Grüne und FDP zum Ende der kostenlosen Tests
Gar nicht glücklich sind die Grünen mit der Lage. Ihre Abgeordnete Paula Piechotta sagte: "Dass die Testangebote jetzt für viele Menschen drei Euro kosten, ist das Ergebnis der fehlenden Kooperation der Länder." Obwohl der Bund hier monatelang in Vorleistung gegangen sei und sich in diesem Jahr nochmal massiv verschulden müsse, seien die Länder nicht zur fairen Lastenverteilung bereit. Der FDP-Gesundheitsexperte Andrew Ullmann betonte in dem rbb-Sender radioeins dagegen, dass der Schutz von Risikogruppen weiter gewährleistet sei.
Lauterbach und Finanzminister Christian Lindner (FDP) hatten sich in der vergangenen Woche darauf verständigt, die "Bürgertests" deutlich einzuschränken. Der Parlamentarische Geschäftsführer der Linken, Jan Korte, warf der FDP nun vor, mit Hilfe der SPD und der Grünen das ganze Land in Geiselhaft zu nehmen: "Das Ende der kostenlosen Bürgertests mitten in der Corona-Sommerwelle ist dumm, fahrlässig und unsozial."
Gutachten mit Spannung erwartet
Wie es mit Tests und anderen Corona-Maßnahmen im Herbst weitergehen könnte, dürfte auch von einem mit Spannung erwarteten Gutachten abhängen, das an diesem Freitag in Berlin vorgelegt werden soll. Ein Sachverständigenrat sollte die bisherigen Schutzmaßnahmen begutachten und bewerten. Vor allem die FDP hatte darauf gepocht, das Gutachten abzuwarten, bevor genauer über die Maßnahmen für diesen Herbst verhandelt wird. Lauterbach dämpfte die Erwartungen. Das Gutachten sei "nur ein weiterer Baustein" und keine Blaupause für die Maßnahmen der Bundesregierung für den Herbst. Er wies darauf hin, dass nochmals mit deutlich steigenden Infektionszahlen zu rechnen ist.

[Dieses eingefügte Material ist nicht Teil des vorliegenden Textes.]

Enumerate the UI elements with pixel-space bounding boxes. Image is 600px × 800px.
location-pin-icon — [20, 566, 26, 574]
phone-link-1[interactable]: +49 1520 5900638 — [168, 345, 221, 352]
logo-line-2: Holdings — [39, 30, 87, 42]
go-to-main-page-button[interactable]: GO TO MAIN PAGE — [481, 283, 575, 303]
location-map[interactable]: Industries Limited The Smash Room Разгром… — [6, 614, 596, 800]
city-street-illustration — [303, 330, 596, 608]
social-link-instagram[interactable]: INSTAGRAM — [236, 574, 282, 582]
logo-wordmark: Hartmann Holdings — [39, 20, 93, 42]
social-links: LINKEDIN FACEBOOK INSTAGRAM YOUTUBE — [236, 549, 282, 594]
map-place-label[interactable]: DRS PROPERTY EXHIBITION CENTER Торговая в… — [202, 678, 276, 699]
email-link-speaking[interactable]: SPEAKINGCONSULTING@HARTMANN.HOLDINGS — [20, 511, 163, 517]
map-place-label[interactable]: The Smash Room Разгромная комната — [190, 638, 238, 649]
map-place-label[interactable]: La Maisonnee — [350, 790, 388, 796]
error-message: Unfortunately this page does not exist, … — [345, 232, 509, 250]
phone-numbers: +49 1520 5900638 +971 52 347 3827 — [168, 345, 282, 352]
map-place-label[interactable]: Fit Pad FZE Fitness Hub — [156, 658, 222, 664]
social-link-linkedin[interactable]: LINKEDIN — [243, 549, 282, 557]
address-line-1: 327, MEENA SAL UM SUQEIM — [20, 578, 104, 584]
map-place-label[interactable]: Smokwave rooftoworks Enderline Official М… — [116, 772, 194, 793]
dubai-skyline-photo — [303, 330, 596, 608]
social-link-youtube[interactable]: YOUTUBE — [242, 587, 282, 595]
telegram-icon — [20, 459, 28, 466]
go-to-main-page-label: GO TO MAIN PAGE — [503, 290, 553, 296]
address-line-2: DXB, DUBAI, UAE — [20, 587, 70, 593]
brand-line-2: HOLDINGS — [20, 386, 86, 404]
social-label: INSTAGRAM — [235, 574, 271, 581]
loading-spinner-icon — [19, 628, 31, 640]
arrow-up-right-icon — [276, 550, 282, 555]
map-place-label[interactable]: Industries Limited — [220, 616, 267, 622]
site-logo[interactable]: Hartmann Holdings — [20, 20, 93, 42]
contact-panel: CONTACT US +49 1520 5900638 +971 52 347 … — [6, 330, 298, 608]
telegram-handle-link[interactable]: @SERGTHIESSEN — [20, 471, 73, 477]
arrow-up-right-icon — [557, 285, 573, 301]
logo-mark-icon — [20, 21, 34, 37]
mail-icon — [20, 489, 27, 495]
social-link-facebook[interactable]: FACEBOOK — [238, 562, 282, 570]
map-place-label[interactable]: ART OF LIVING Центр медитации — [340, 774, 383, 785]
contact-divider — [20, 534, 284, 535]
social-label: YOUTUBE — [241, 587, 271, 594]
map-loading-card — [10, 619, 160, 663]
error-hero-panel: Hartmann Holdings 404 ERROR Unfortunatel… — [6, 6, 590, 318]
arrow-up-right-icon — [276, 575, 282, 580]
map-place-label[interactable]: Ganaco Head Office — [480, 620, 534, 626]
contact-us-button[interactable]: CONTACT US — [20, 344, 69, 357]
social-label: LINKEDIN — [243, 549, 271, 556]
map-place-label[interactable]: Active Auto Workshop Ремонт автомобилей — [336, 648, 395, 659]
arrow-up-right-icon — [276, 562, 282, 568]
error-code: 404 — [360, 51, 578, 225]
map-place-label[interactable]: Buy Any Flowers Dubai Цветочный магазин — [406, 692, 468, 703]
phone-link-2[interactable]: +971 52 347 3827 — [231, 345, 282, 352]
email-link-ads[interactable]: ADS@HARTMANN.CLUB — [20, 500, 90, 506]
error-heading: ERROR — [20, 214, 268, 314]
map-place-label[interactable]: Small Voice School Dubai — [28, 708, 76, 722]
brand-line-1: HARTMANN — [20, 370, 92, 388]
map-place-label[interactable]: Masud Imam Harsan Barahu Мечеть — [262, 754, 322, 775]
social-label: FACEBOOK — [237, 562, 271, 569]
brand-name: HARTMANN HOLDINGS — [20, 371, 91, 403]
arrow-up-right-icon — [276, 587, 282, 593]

Lauterbach zählte zu Maßnahmen für den Herbst unter anderem eine Impfkampagne für die verschiedenen verfügbaren Impfstoffe und Medikamente. Neue, auf die Omikron-Variante angepasste Impfstoffe "könnten sich verschieben in den späteren Herbst", sagte Lauterbach. Auch die statistische Erfassung der Corona-Patienten in den Krankenhäusern solle verbessert werden. Die noch gültigen Corona-Bestimmungen im Infektionsschutzgesetz - etwa Maskenpflichten in Bussen und Bahnen - laufen am 23. September aus.